Na sexta-feira, Roberto Martínez escancarou a porta da Seleção Nacional a Samuel Costa, médio da geração 2000, natural de Aveiro e formado entre Beira-Mar, Gafanha e Sp. Braga. Em Espanha desde 2020, Samú tornou-se indiscutível, e até adorado, em Almería e Maiorca.
Para desvendar a essência que se esconde na pele morena, por detrás da barba rija e das tatuagens, e para interpretar o percurso ímpar do jovem de 23 anos – longe do mediatismo nacional – importa recuar até 2008, quando o centro de treinos do Beira-Mar ainda se localizava junto ao antigo Estádio Mário Duarte.
O Maisfutebol visitou a cidade de Aveiro, na procura dos testemunhos que espelham as diferentes fases de evolução de Samú Costa, enquanto pessoa e atleta, até ser referência em Espanha, um dos líderes do atual sétimo classificado da La Liga.
Filho de um internacional sub-21 – Zé Maria, extremo de emblemas como Freamunde, Ac. Viseu, Maia, Oliveirense e Águeda – Samú ganhou familiaridade com a bola nas margens da Costa Nova. Dotado de um pé esquerdo vaidosamente elogiado pelo pai, integrou a formação do Beira-Mar em 2008, aos 7 anos.

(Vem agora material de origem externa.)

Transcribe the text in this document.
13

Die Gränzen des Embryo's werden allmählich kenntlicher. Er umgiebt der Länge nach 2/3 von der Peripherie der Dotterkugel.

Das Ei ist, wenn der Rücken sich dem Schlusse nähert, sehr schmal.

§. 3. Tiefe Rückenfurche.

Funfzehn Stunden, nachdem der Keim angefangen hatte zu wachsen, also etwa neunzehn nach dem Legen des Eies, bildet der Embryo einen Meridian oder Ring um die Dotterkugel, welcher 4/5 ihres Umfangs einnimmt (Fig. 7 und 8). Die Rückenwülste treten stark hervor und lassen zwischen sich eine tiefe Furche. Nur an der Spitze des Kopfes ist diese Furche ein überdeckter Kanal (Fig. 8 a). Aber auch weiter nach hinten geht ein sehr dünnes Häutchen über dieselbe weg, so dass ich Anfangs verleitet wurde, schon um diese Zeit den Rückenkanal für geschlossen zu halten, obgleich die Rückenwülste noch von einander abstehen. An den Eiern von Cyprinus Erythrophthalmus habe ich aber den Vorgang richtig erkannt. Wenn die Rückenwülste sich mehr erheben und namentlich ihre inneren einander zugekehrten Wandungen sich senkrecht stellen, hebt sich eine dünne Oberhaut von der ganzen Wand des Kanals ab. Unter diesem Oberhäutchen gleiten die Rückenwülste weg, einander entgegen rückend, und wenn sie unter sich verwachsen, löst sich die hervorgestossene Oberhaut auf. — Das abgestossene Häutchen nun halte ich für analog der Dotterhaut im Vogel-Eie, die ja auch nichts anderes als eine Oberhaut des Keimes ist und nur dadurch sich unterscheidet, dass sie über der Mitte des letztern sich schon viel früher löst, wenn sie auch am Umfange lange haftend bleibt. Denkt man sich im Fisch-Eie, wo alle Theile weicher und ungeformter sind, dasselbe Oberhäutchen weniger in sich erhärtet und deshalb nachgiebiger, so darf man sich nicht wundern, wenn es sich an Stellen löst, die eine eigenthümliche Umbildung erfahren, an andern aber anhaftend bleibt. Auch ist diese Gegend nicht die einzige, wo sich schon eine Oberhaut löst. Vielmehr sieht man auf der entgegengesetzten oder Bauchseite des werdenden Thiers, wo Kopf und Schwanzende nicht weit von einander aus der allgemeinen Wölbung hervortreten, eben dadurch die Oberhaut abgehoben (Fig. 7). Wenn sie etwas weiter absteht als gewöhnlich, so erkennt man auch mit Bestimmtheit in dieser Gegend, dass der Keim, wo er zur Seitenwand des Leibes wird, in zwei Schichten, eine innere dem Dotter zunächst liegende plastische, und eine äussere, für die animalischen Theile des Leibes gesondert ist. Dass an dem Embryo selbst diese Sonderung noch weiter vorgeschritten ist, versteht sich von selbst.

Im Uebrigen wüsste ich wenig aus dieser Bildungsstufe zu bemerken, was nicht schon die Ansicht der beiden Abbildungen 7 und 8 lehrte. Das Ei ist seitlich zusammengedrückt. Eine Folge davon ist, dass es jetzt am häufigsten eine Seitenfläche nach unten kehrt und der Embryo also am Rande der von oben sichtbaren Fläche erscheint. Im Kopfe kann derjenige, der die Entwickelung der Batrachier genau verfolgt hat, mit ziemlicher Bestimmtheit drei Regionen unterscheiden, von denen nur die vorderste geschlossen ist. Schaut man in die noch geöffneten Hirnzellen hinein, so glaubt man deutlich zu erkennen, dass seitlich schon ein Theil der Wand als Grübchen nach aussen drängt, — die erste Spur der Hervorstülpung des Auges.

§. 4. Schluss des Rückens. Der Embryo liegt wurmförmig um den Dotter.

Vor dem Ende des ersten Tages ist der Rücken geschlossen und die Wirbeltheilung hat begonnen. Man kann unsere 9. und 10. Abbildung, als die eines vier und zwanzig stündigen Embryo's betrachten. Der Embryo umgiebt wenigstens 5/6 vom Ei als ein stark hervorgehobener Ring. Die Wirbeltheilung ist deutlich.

«Era um miúdo habilidoso, muito destemido e rápido. Era magrinho e alto. Fora do campo, era uma criança meiga e sempre energética. Pela idade, era, com naturalidade, um pouco impetuoso e impulsivo», relata, ao Maisfutebol, Ana Jorge, a primeira treinadora de Samú.
Ao lado de Afonso Sousa – filho de Ricardo Sousa e neto de António Sousa – Samú integrou uma equipa recheada de esquerdinos: «Acreditava no potencial a despontar em alguns meninos, caso mantivessem a educação, a humildade, e caso fossem bem orientados. O talento talvez não fosse evidente, porque jogavam contra miúdos mais velhos».
«Nunca tive uma equipa tão agressiva [risos]. Nas pausas do treino, a maneira de brincarem era darem rasteiras uns nos outros. A relva era fofinha, diga-se, não era sintética», recorda Ana Jorge, que ensaiou todos os pupilos nas várias posições, para contestação de alguns pais.
Uma vez que a treinadora encerrou o ciclo no Beira-Mar em 2009, a história de Samú foi acompanhada à distância.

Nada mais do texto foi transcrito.